For James in fact spiritual energies or mystical experiences are valuable to postulate not because they allow us securing a more authentic contact with reality, but rather because they disclose and make us available genuine practical possibilities. That being so, their pragmatic value is of no categorical difference than those of what we usually call ordinary ones, and it can always be the case that what was considered at one stage a spiritual and exceptional truth might suddenly enter the vocabulary of the ordinary — and maybe even of the sciences —, or the other way around as the history of ideas suggests.

James is neither arguing for the existence of two or more realities and hence of a some dichotomy ies within experience, nor trying to order them axiologically; rather, he is voicing a felt discomfort about the philosophical shrinkage of some provinces of experience at the expense of others.

However, by opening the world indefinitely, and characterizing truth as standing for the various dynamic stances we might take toward reality, James was resisting precisely the temptation to advance any closed list of truths to which human beings ought to respond at pains of being lacking subjects of experience.

A pragmatist progress would rather encourage us to explore ourselves those possibilities of experiencing that would fit at best our practical necessities without sublimating them into any higher region of being, thus violating the pragmatic maxim itself according to which the difference that makes a difference, instead of being univocal and theoretical, is always perspectival to, and practical for, those who are sensitive to it.

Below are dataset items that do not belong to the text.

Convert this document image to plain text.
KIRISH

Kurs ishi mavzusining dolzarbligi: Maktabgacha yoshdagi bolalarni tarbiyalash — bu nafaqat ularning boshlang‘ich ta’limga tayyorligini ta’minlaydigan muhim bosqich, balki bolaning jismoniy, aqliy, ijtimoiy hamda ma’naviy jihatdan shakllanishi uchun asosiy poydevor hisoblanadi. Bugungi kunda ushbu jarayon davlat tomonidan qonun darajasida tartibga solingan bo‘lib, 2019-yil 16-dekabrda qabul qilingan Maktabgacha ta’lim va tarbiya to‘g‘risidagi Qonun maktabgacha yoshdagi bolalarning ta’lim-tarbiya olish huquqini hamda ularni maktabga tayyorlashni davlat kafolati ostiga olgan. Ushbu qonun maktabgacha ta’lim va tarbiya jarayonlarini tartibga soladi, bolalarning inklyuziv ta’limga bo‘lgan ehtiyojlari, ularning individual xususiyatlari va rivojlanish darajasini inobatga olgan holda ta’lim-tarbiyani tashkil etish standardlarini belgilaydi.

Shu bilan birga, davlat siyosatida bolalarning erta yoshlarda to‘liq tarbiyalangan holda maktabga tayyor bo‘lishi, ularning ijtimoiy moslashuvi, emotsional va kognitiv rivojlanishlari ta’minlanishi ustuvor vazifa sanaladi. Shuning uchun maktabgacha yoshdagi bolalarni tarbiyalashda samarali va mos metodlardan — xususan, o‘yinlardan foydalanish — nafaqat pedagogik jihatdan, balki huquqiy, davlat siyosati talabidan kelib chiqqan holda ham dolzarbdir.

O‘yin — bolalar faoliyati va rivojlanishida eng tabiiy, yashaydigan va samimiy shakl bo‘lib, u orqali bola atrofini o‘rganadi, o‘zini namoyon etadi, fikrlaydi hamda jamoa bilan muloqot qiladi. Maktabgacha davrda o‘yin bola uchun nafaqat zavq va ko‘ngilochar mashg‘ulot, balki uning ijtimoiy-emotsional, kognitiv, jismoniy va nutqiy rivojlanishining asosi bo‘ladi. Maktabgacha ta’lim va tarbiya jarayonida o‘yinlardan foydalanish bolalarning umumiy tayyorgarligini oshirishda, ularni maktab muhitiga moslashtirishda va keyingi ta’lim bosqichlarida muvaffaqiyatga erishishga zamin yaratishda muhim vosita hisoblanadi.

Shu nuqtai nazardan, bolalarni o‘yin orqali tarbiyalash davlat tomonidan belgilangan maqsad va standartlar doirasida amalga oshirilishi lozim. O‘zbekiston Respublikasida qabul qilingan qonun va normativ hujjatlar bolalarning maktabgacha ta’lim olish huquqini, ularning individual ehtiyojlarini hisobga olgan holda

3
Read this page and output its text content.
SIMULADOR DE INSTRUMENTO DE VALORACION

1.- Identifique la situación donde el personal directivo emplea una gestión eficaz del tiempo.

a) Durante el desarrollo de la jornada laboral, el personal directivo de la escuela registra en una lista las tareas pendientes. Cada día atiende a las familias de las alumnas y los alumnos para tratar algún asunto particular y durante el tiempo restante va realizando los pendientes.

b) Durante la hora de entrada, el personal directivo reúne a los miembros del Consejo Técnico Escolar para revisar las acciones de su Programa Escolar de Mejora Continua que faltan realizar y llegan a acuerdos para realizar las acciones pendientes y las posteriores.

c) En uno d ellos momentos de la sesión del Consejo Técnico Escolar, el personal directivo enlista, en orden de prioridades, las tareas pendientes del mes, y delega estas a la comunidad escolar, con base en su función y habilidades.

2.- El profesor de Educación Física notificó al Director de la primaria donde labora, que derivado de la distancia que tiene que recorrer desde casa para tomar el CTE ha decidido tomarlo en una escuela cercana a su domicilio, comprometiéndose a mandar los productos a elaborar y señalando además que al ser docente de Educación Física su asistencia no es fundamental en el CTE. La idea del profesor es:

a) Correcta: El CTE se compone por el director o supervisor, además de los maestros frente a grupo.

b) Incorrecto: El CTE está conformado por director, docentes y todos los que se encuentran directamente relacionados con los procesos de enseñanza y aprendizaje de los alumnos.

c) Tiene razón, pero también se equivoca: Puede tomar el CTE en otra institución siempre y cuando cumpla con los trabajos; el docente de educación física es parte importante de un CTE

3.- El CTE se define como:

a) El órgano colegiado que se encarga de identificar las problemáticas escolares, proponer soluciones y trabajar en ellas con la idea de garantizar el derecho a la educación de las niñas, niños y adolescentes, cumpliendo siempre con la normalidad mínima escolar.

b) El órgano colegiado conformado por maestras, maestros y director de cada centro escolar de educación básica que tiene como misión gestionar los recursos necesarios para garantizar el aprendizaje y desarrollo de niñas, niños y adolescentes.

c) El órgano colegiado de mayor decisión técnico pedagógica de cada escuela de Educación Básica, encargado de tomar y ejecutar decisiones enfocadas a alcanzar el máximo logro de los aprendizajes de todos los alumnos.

A Philosophical Exercise: Bergson's Intuition

Such a theme, pervasive as it is in both James and Bergson, finds an interesting articulation in their fashioning a philosophical friendship lasting eight years and a number of intense encounters, both live and written. Although I can merely point toward it, since its exhaustive examination would take as much space as the one already employed to sketch the one line actually chosen to pursue, such a path represents a very promising one due to the richness of its possible articulations.